Open conchincradle opened 1 year ago
Low-level statistics refer to basic descriptive statistics such as mean, median, mode, variance, standard deviation, and range. These statistics are typically used to summarize and describe data at a granular level.
Mid-level statistics refer to statistical techniques that analyze the relationships between variables. Examples include correlation analysis, regression analysis, and analysis of variance (ANOVA). These statistics are used to understand the associations between different variables in a dataset.
High-level statistics refer to advanced statistical techniques that are used to model complex systems and make predictions. Examples include machine learning algorithms, time series analysis, and Bayesian statistics. These statistics are used to make predictions, uncover patterns, and gain insights from large and complex datasets.

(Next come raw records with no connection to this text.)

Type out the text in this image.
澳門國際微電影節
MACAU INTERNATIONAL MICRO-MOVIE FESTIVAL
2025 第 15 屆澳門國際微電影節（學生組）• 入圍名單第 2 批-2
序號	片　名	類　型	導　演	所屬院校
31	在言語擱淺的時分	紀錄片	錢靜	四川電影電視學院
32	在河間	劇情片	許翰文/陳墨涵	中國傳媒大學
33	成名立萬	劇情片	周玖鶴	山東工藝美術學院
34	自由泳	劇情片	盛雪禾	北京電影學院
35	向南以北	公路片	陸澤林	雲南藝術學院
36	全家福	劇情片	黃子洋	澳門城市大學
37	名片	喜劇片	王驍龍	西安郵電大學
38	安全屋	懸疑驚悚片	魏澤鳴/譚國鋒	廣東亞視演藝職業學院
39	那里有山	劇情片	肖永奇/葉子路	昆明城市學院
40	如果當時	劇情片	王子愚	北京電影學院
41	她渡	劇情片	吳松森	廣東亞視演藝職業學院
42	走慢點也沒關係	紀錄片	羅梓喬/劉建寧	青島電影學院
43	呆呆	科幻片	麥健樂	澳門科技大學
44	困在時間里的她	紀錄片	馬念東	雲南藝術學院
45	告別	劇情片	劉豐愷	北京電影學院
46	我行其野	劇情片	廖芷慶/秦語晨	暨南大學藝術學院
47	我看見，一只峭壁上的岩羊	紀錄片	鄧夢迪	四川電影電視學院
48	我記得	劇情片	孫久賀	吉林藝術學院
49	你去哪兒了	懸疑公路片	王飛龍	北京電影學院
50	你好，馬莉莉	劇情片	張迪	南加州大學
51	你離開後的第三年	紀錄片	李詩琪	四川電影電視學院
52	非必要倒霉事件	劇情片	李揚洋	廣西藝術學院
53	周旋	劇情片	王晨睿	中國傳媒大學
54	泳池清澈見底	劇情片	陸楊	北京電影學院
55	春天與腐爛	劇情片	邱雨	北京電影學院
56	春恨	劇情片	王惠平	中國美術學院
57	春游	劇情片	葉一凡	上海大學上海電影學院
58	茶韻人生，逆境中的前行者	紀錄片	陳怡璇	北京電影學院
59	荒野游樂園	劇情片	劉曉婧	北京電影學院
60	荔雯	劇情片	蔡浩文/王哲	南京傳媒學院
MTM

Low-level statistics of images include basic descriptive statistics such as mean, variance, standard deviation, and range of pixel values in an image. These statistics provide basic information about the overall brightness, contrast, and distribution of pixel values in an image.
Mid-level statistics of images include techniques for analyzing the relationships between image features, such as texture, color, and shape. Examples of mid-level statistics include edge detection, texture analysis, and segmentation. These statistics are used to understand the visual characteristics of an image and extract meaningful features for further analysis.
High-level statistics of images include advanced techniques for image classification, object recognition, and image synthesis. Examples of high-level statistics include deep learning algorithms, convolutional neural networks (CNNs), and generative adversarial networks (GANs). These statistics are used to model complex image data and make predictions, such as identifying objects or generating new images.